Rohit, Dhoni and a Wankhede night: MI and CSK meet with seventh and eighth separated by run rate

Mumbai Indians host Chennai Super Kings at the Wankhede on Thursday night in one of those IPL fixtures that brings its own weather. Hardik Pandya’s side go in off a 99-run thrashing of Gujarat Titans. Ruturaj Gaikwad’s team arrive still looking for a settled XI with Ayush Mhatre ruled out for the rest of the season. Both sit on four points with only net run rate separating seventh from eighth.
The 7:30pm IST start is a Wankhede night in every sense, a flat pitch with short square boundaries, an outfield that almost always plays quick, and the sort of atmosphere that takes over a match within the first six overs. It is also the first MI-CSK meeting of the year.
Rohit and Dhoni: call on matchday
Both sides are waiting on their biggest names until the toss. Rohit Sharma has missed MI’s last two matches with a hamstring problem but batted in the nets on Wednesday and is in the running to return at the top of the order. MS Dhoni has not featured at all in IPL 2026 with a calf strain and went through full training the day before the game. CSK’s bowling coach said a final call would be taken on matchday, and there is a world in which he comes on as an impact substitute rather than starting.
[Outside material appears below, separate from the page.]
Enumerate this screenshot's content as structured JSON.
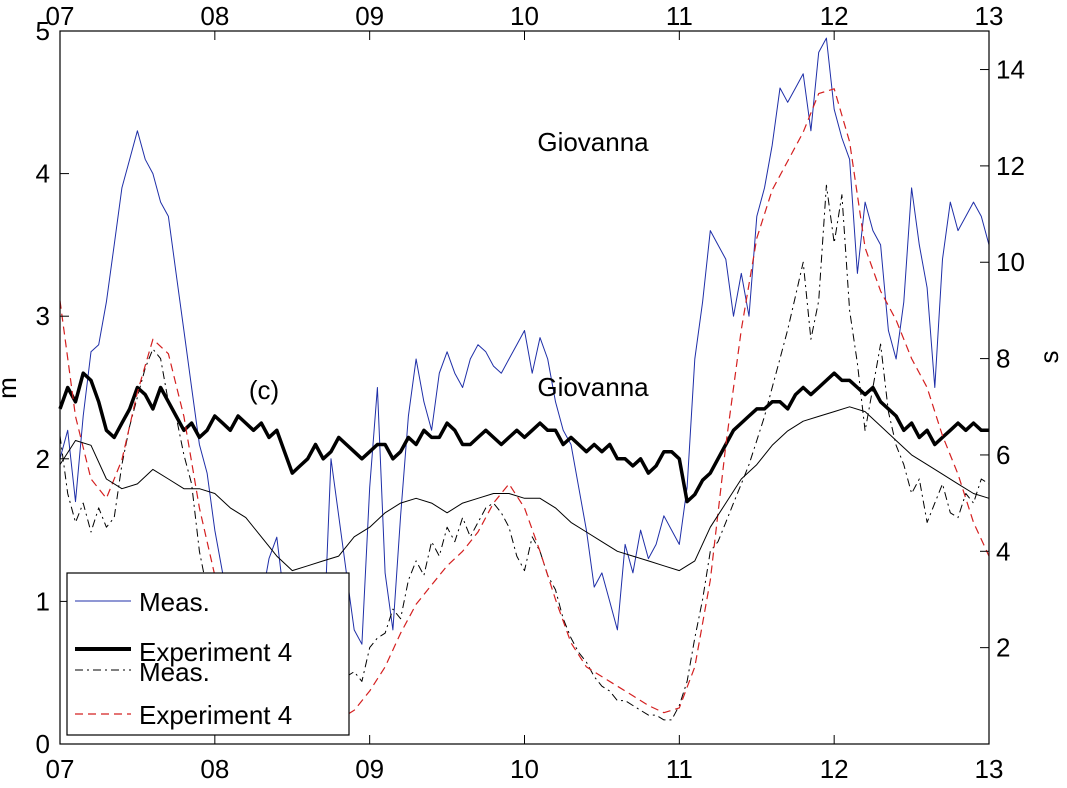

Dhoni’s return to the Wankhede in a Chennai shirt will carry its own weight whether he plays ten balls or sits in the dugout. For MI, Rohit’s presence would mean a top order that has been shuffled in his absence gets to settle. The combinations get easier the moment his name is on the teamsheet.
Where MI found momentum
Tilak Varma’s unbeaten 101 off 45 balls carried Mumbai to that 99-run win at the Narendra Modi Stadium, and the mood around the dressing room changed with it. Naman Dhir is the top MI run-scorer in the tournament so far, 154 runs at a strike rate around 152, and his promotion up the order was one of the clearest ideas from a side that had spent the first weeks of the tournament guessing.
The bowling still has questions. Jasprit Bumrah had taken just 1 wicket across his first six matches this season, and Mumbai’s fast bowling numbers read as the worst in the league. A Wankhede pitch with true bounce and short boundaries is a fair test of whether the attack has actually turned a corner or simply had a kind night in Ahmedabad.
CSK, the Mhatre shaped hole
Chennai’s bigger story is the absence of Ayush Mhatre, their leading run-scorer for the season, ruled out with a hamstring tear in the game against Sunrisers Hyderabad. Sanju Samson’s unbeaten 115 against Delhi Capitals is the knock that has given them confidence with the bat, but their middle order has lacked a finisher and the Mhatre call has forced a reshuffle.
Matthew Short has been moved out of the XI in recent games, and Urvil Patel is in the frame to slot into the top order. Dewald Brevis has shown flashes but not kicked on, Shivam Dube has not fired consistently and Gaikwad’s own campaign has been a struggle with 82 runs across seven innings. This is the sort of fixture that can clarify a season or bury it.
The head-to-head and the history
CSK won the first of their two 2025 MI-CSK meetings, but MI took the second. The overall head-to-head across 39 IPL matches reads 21-18 in Mumbai’s favour, and three of their four IPL final meetings went the Mumbai way, with CSK winning the 2010 final and MI taking 2013, 2015 and 2019. The numbers suggest a fixture that is tighter than the broad narrative about these two teams tends to allow.
A Mumbai win would pull clear of Chennai, confirm their 99-run performance was the start of something, and put real pressure on CSK’s top four hopes. A Chennai win with Dhoni in the XI would lift a dressing room that badly needs a lift, regardless of how much he actually contributes with the bat. On a Wankhede night, either scenario is live.